For a brief period as the Aughts drew to a close, a Eurodisco splinter cell formed in the southern hemisphere. New Zealand’s Ladyhawke and Australian acts like Van She, Cut Copy, The Presets, and Midnight Juggernauts, all with nurturing from the Modular record label, managed to loosen the Continental stranglehold on blog house and indie dance. Midnight Juggernauts may be first back to the record rack and download queue, but the results on their 2010 album The Crystal Axis might end up pretty far (if you will) down under those of their compatriots.

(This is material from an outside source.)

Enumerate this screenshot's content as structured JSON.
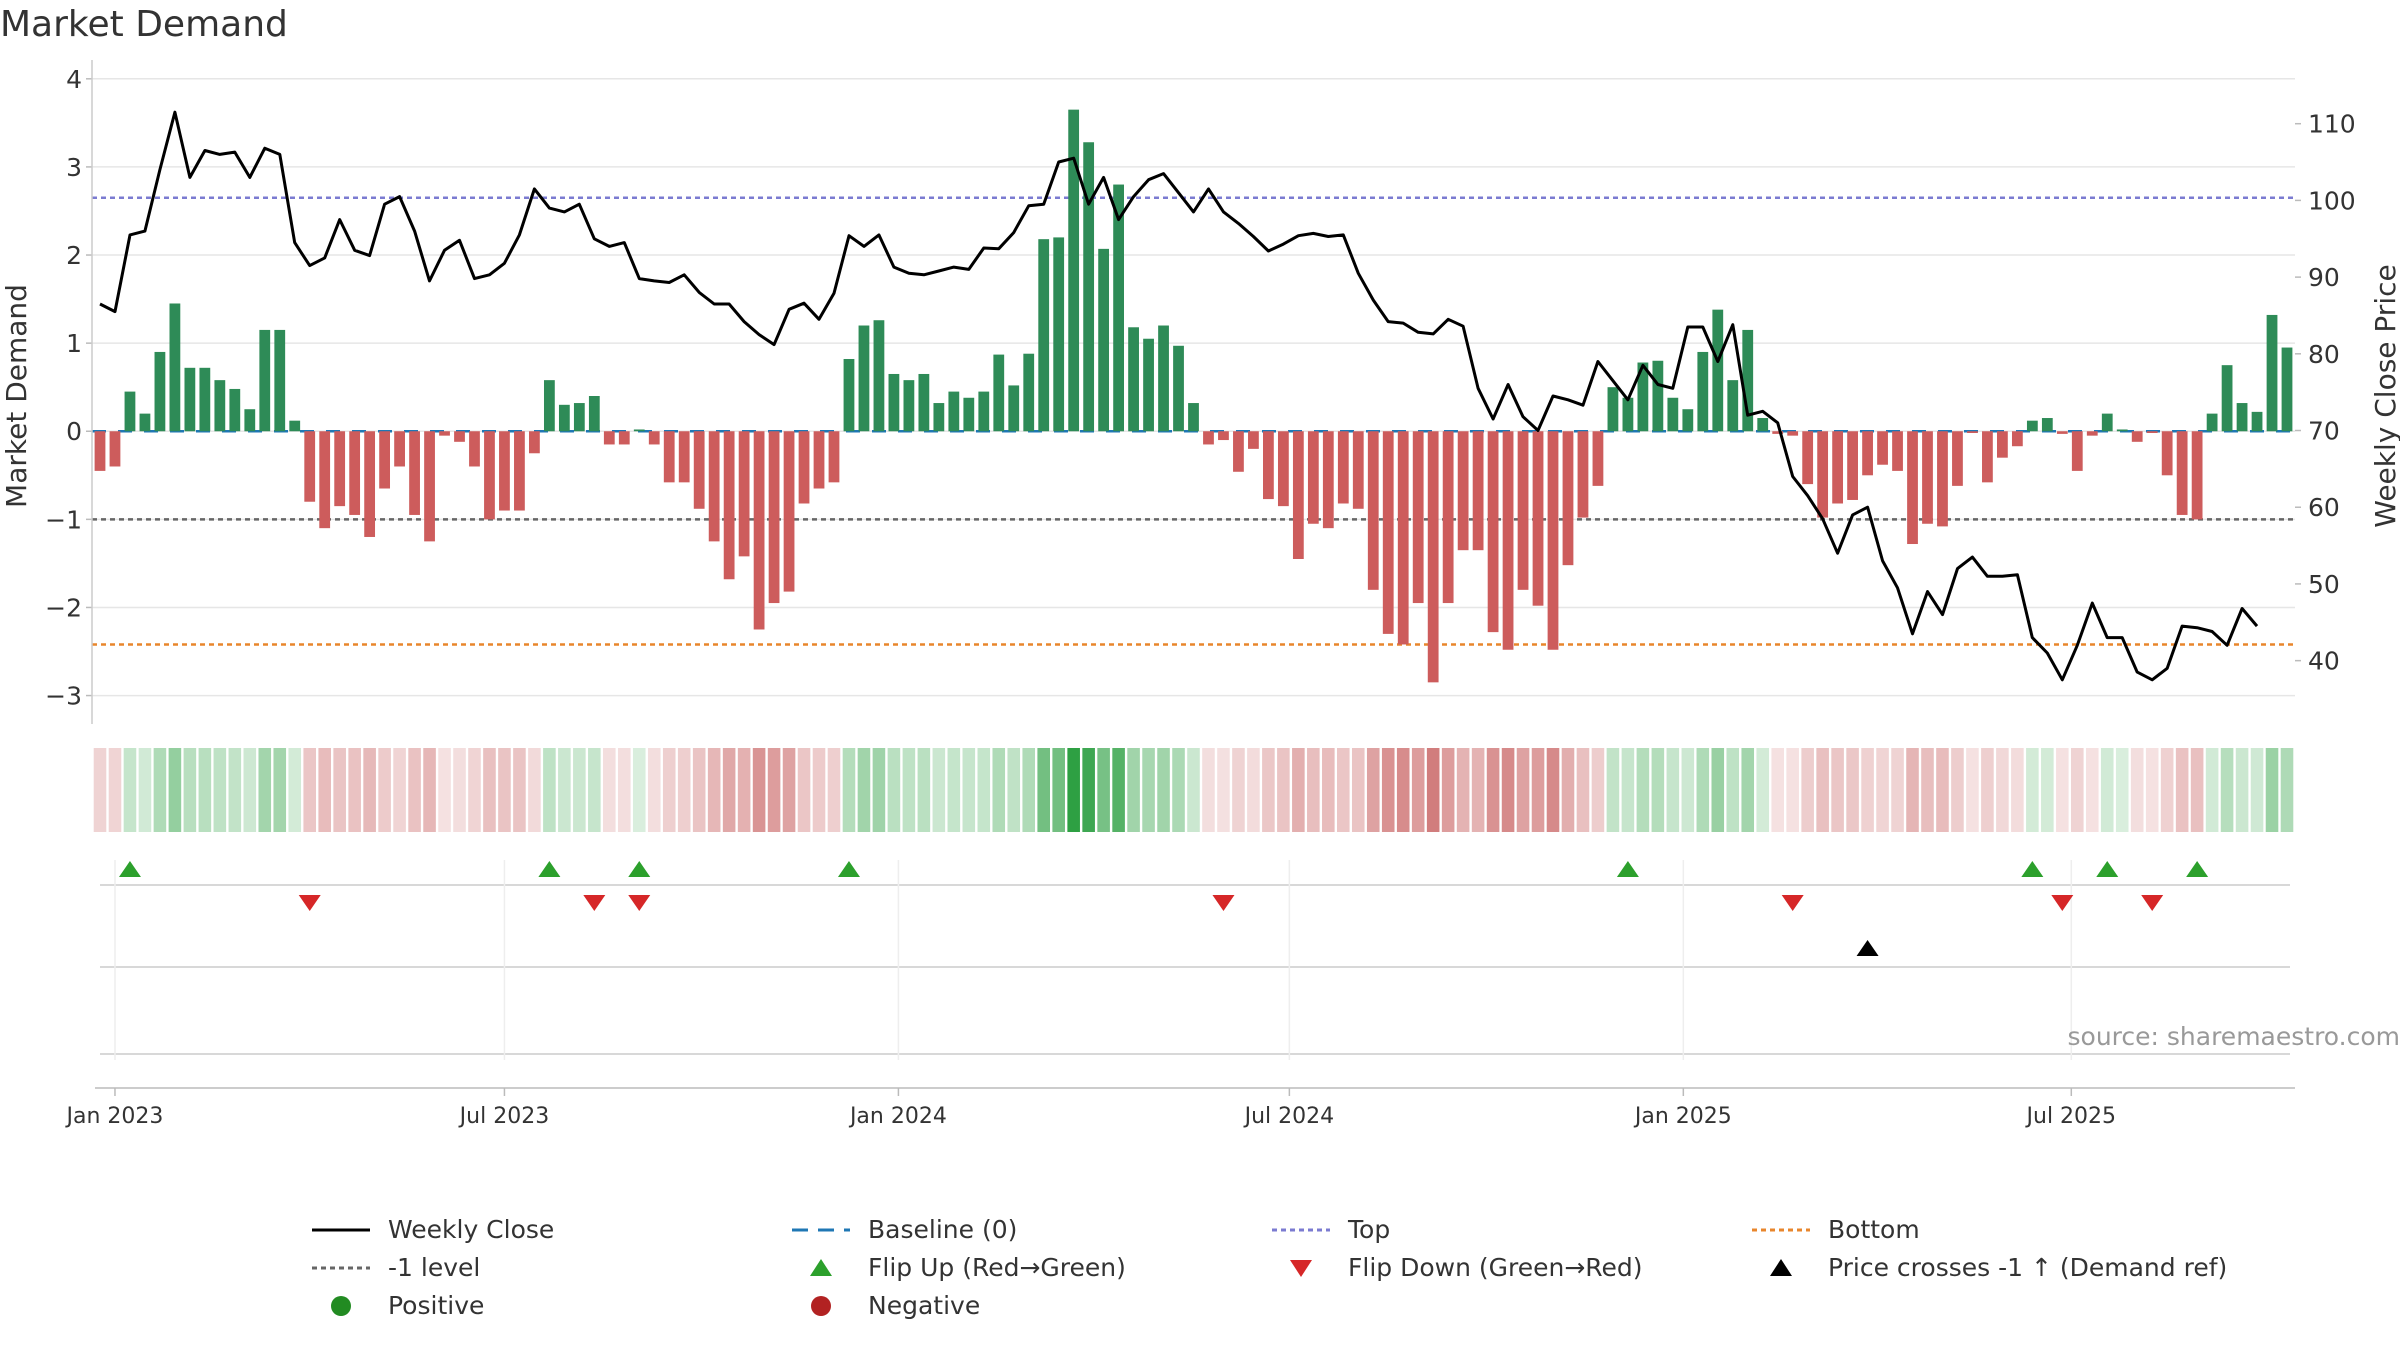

On their 2007 debut LP Dystopia Midnight Juggernauts had the good sense to keep things tight. Almost everything on it could have been a single, though with the possible exception of “Into the Galaxy” they relied on well-worn electronic tropes like Daft Punk’s fuzzy funk and Air’s glossy stoicism. Vincent Vendetta, Andrew Szekeres, and Daniel Stricker exhibit no such restraint The Crystal Axis, moving them away from their precious few strengths at a disastrous clip.

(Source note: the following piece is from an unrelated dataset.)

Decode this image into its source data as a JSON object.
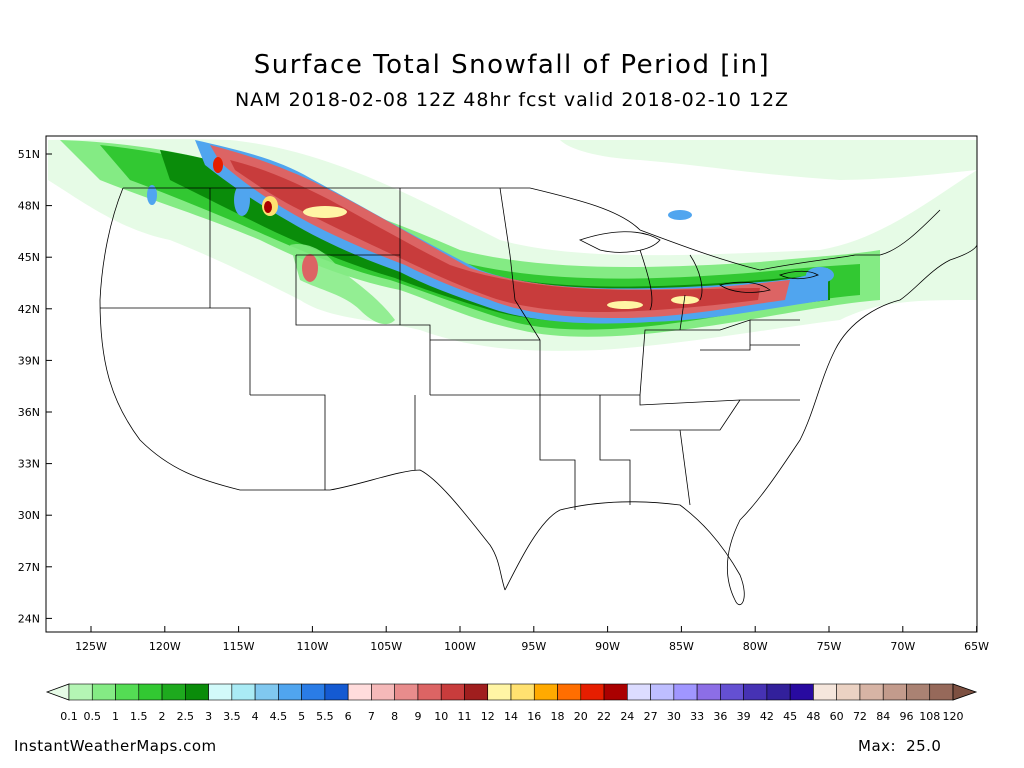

Much of the trio’s work here—the harmonic mess of “Lifeblood Flow,” the melodramatic back half of first single “This New Technology,” and the syrupy “Virago”—introduces to their brand of dance-rock a proggy take on pop. There are frankly too many ill-advised references to Genesis keyboardist Tony Banks; it’s a creative decision sadly similar to MGMT’s miscalculated artistic development on Congratulations. Other bad ideas include a list-as-lyrics retread (where “Cannibal Freeway” apes “Tombstone” from Dystopia) and the lurching rockabilly of “Winds of Fortune.”

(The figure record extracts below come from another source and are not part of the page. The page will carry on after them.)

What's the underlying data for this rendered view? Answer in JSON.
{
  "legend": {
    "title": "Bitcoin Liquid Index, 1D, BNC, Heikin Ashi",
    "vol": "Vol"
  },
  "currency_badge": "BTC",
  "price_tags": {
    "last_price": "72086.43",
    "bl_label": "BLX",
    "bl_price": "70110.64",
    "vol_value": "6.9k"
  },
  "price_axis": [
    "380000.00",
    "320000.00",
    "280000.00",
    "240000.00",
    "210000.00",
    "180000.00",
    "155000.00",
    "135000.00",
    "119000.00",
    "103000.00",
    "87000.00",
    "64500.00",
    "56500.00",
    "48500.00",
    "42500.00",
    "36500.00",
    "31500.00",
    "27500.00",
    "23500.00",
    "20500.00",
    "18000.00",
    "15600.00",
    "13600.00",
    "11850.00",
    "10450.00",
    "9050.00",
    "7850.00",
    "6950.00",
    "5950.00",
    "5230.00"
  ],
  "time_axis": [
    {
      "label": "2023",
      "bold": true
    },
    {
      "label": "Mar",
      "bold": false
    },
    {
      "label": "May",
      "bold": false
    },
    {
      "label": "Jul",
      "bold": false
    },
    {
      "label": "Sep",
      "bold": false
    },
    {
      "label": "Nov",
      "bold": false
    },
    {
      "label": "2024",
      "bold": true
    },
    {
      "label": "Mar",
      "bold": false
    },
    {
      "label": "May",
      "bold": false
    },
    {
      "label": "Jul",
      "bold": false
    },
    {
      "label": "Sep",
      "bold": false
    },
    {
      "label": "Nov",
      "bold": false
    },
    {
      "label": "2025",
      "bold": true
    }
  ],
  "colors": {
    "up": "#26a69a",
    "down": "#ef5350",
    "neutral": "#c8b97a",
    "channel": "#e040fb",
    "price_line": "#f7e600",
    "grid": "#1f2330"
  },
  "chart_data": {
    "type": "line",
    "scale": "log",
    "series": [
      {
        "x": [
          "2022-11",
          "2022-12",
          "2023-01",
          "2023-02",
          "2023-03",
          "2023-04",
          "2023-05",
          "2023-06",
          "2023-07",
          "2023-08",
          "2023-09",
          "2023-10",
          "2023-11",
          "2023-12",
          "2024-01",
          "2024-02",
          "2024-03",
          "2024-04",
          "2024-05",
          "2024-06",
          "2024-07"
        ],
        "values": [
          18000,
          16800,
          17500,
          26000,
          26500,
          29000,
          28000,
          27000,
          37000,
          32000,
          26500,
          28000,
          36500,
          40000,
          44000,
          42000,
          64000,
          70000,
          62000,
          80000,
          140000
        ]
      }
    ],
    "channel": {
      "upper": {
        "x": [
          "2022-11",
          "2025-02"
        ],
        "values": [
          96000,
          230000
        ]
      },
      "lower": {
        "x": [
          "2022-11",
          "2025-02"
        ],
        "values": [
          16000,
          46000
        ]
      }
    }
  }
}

These make the few good ideas on The Crystal Axis stand in such stark relief. The second half of “The Great Beyond” could be remixed into something special, while “Vital Signs” recalls David Bowie’s spacey minor-key disconnection. It’s “Lara Versus the Savage Pack,” however, that’s the real double-edged sword for Midnight Juggernauts: Like “Into the Galaxy” from Dystopia, this funk stomp should manage to keep the band’s heads above water for the next 18 months or so. That is, until they break up because nobody will care much beyond that point.